The interesting thing was what the HFEA did next. In Sept. 2012, it launched a public consultation, creating a website that explained both the risks and benefits, and holding public events to do the same. Then it conducted a survey and asked people to send in their comments online. After the public had shown broad support for the therapy—and despite stiff opposition from scholarly groups and religious groups alike—the HFEA spent two years taking the necessary steps to get the regulations discussed in parliament. In February, MPs agreed to allow the use of the therapy under strict guidelines. In October, the process for handing out licenses began.
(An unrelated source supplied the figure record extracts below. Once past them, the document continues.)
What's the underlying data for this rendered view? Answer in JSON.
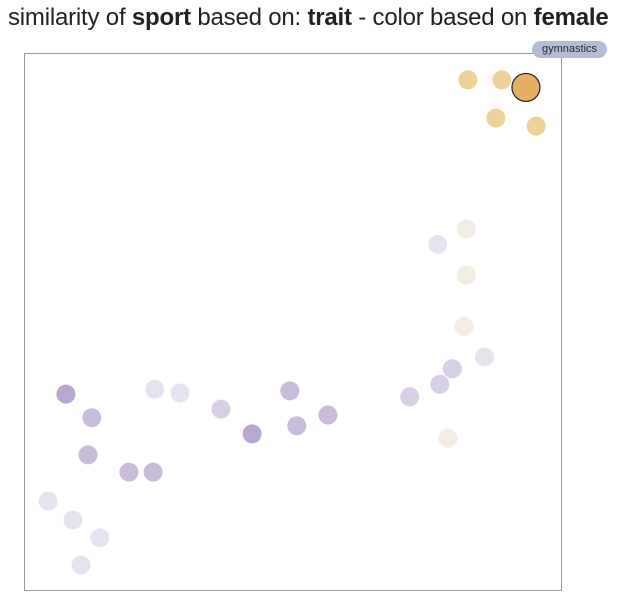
{
  "title": {
    "part1": "similarity of ",
    "entity": "sport",
    "part2": " based on: ",
    "basis": "trait",
    "part3": " - color based on ",
    "color_by": "female"
  },
  "tooltip": {
    "label": "gymnastics"
  },
  "colors": {
    "female_high": "#e6b062",
    "female_light": "#efd29a",
    "neutral_light": "#f2ede3",
    "male_pale": "#e6e3ef",
    "male_light": "#d8d0e6",
    "male_mid": "#c8bcdc",
    "male_dark": "#b8a8d0",
    "selected_stroke": "#222222",
    "frame": "#999999"
  },
  "chart_data": {
    "type": "scatter",
    "title": "similarity of sport based on: trait - color based on female",
    "xlabel": "",
    "ylabel": "",
    "xlim": [
      0,
      100
    ],
    "ylim": [
      0,
      100
    ],
    "grid": false,
    "legend": "none",
    "points": [
      {
        "x": 82.5,
        "y": 95.0,
        "color": "female_light"
      },
      {
        "x": 88.8,
        "y": 95.0,
        "color": "female_light"
      },
      {
        "x": 93.3,
        "y": 93.6,
        "color": "female_high",
        "selected": true,
        "label": "gymnastics"
      },
      {
        "x": 87.7,
        "y": 87.9,
        "color": "female_light"
      },
      {
        "x": 95.2,
        "y": 86.4,
        "color": "female_light"
      },
      {
        "x": 82.2,
        "y": 67.3,
        "color": "neutral_light"
      },
      {
        "x": 76.9,
        "y": 64.4,
        "color": "male_pale"
      },
      {
        "x": 82.2,
        "y": 58.7,
        "color": "neutral_light"
      },
      {
        "x": 81.8,
        "y": 49.2,
        "color": "neutral_light"
      },
      {
        "x": 85.6,
        "y": 43.5,
        "color": "male_pale"
      },
      {
        "x": 79.6,
        "y": 41.3,
        "color": "male_light"
      },
      {
        "x": 77.3,
        "y": 38.4,
        "color": "male_light"
      },
      {
        "x": 71.7,
        "y": 36.1,
        "color": "male_light"
      },
      {
        "x": 78.8,
        "y": 28.4,
        "color": "neutral_light"
      },
      {
        "x": 7.8,
        "y": 36.6,
        "color": "male_dark"
      },
      {
        "x": 12.6,
        "y": 32.2,
        "color": "male_mid"
      },
      {
        "x": 24.3,
        "y": 37.5,
        "color": "male_pale"
      },
      {
        "x": 29.0,
        "y": 36.8,
        "color": "male_pale"
      },
      {
        "x": 36.6,
        "y": 33.8,
        "color": "male_light"
      },
      {
        "x": 42.4,
        "y": 29.2,
        "color": "male_dark"
      },
      {
        "x": 49.4,
        "y": 37.2,
        "color": "male_mid"
      },
      {
        "x": 50.7,
        "y": 30.7,
        "color": "male_mid"
      },
      {
        "x": 56.5,
        "y": 32.7,
        "color": "male_mid"
      },
      {
        "x": 11.9,
        "y": 25.3,
        "color": "male_mid"
      },
      {
        "x": 19.5,
        "y": 22.1,
        "color": "male_mid"
      },
      {
        "x": 24.0,
        "y": 22.1,
        "color": "male_mid"
      },
      {
        "x": 4.5,
        "y": 16.7,
        "color": "male_pale"
      },
      {
        "x": 9.1,
        "y": 13.2,
        "color": "male_pale"
      },
      {
        "x": 14.1,
        "y": 9.9,
        "color": "male_pale"
      },
      {
        "x": 10.6,
        "y": 4.8,
        "color": "male_pale"
      }
    ]
  }
}
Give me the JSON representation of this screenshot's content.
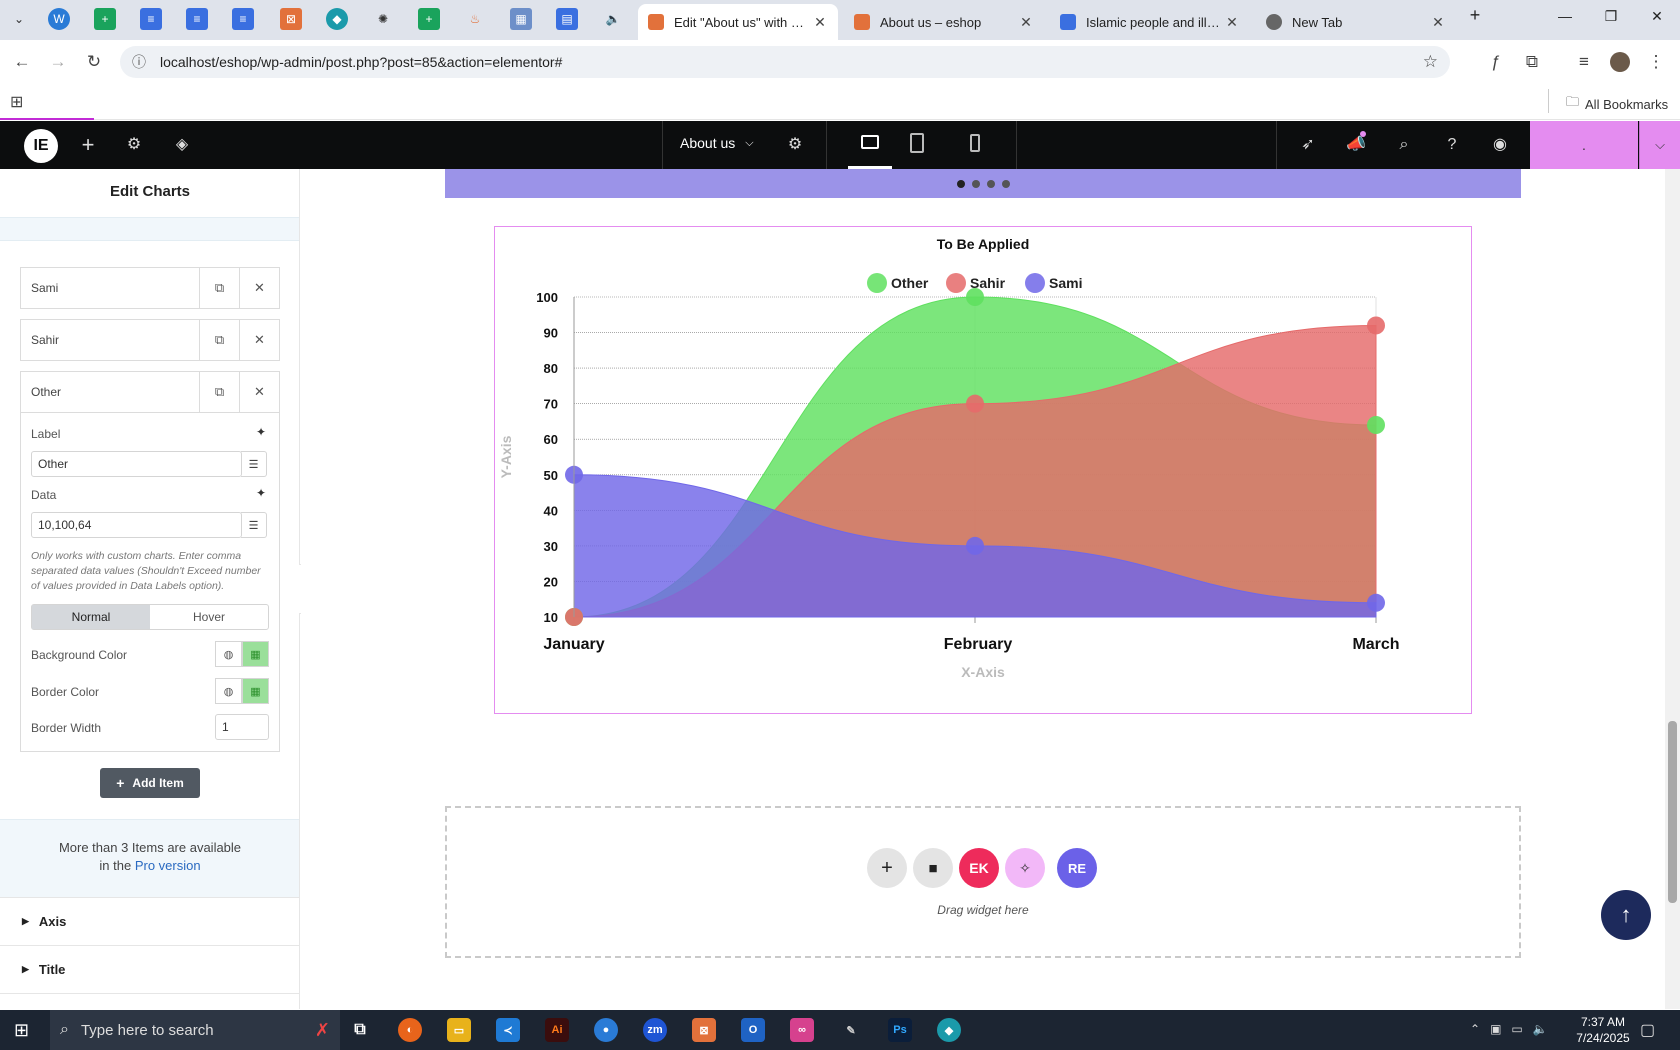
{
  "browser": {
    "tabs": [
      {
        "title": "Edit \"About us\" with Elem",
        "active": true,
        "fav_color": "#e2713b"
      },
      {
        "title": "About us – eshop",
        "active": false,
        "fav_color": "#e2713b"
      },
      {
        "title": "Islamic people and illustra",
        "active": false,
        "fav_color": "#3a6fe0"
      },
      {
        "title": "New Tab",
        "active": false,
        "fav_color": "#666666"
      }
    ],
    "url": "localhost/eshop/wp-admin/post.php?post=85&action=elementor#",
    "bookmarks_label": "All Bookmarks"
  },
  "editor": {
    "page_name": "About us",
    "panel_title": "Edit Charts",
    "items": [
      {
        "label": "Sami"
      },
      {
        "label": "Sahir"
      },
      {
        "label": "Other"
      }
    ],
    "fields": {
      "label_title": "Label",
      "label_value": "Other",
      "data_title": "Data",
      "data_value": "10,100,64",
      "help_text": "Only works with custom charts. Enter comma separated data values (Shouldn't Exceed number of values provided in Data Labels option).",
      "tab_normal": "Normal",
      "tab_hover": "Hover",
      "background_color_label": "Background Color",
      "border_color_label": "Border Color",
      "border_width_label": "Border Width",
      "border_width_value": "1"
    },
    "add_item_label": "Add Item",
    "pro_notice_line1": "More than 3 Items are available",
    "pro_notice_line2": "in the",
    "pro_link": "Pro version",
    "sections": [
      "Axis",
      "Title"
    ],
    "drag_hint": "Drag widget here"
  },
  "chart_data": {
    "type": "area",
    "title": "To Be Applied",
    "xlabel": "X-Axis",
    "ylabel": "Y-Axis",
    "categories": [
      "January",
      "February",
      "March"
    ],
    "ylim": [
      10,
      100
    ],
    "yticks": [
      10,
      20,
      30,
      40,
      50,
      60,
      70,
      80,
      90,
      100
    ],
    "legend_position": "top",
    "series": [
      {
        "name": "Sami",
        "values": [
          50,
          30,
          14
        ],
        "color": "#7067e8"
      },
      {
        "name": "Sahir",
        "values": [
          10,
          70,
          92
        ],
        "color": "#e56a6a"
      },
      {
        "name": "Other",
        "values": [
          10,
          100,
          64
        ],
        "color": "#5fe05f"
      }
    ]
  },
  "taskbar": {
    "search_placeholder": "Type here to search",
    "time": "7:37 AM",
    "date": "7/24/2025"
  },
  "colors": {
    "elementor_bar": "#0c0d0e",
    "publish_button": "#e48cf0",
    "slider_band": "#9b93e8",
    "accent_pink": "#ee2b5b"
  }
}
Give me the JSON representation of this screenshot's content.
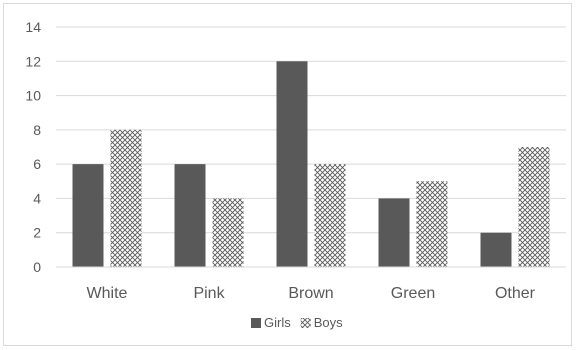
{
  "chart_data": {
    "type": "bar",
    "categories": [
      "White",
      "Pink",
      "Brown",
      "Green",
      "Other"
    ],
    "series": [
      {
        "name": "Girls",
        "values": [
          6,
          6,
          12,
          4,
          2
        ],
        "color": "#595959",
        "fill": "solid"
      },
      {
        "name": "Boys",
        "values": [
          8,
          4,
          6,
          5,
          7
        ],
        "color": "#595959",
        "fill": "crosshatch"
      }
    ],
    "title": "",
    "xlabel": "",
    "ylabel": "",
    "ylim": [
      0,
      14
    ],
    "yticks": [
      0,
      2,
      4,
      6,
      8,
      10,
      12,
      14
    ],
    "grid": true,
    "legend": "bottom-center"
  }
}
We already use genetic engineering to create climate-resistant crops and drug-producing bacteria. Now one of the world’s most scientifically advanced countries—and, fittingly, the birthplace of IVF—has agreed that genetically modified humans, too, are sometimes not just OK, but desirable. This is what makes 2015 an historic year.
Based on past progress, it is likely that genetic enhancements to humans will become a reality step by step. Just like mitochondrial replacement therapy, they will first appear for a very narrow purpose, such as curing single-gene disorders, and then, likely over many decades, we might reach the stage of creating those fabled designer babies.
That gives us enough time to deliberate the implications of each step. When our decisions will affect generations of humans to come, it is important we use that time well. The process that HFEA designed to win public and political support is a model worth emulating. If each step were to get the same scrutiny that mitochondrial replacement therapy got, genetically modified humans could become as normal as genetically modified crops and bacteria are today—and, barring the occasional controversy, as widely accepted.
Corrected Dec. 23: An earlier version of this post incorrectly said that Sharon Saarinen’s nucleus was implanted in a donor’s egg. It also said that HFEA began handing out licenses in October, but in fact it then began the process of handing them out.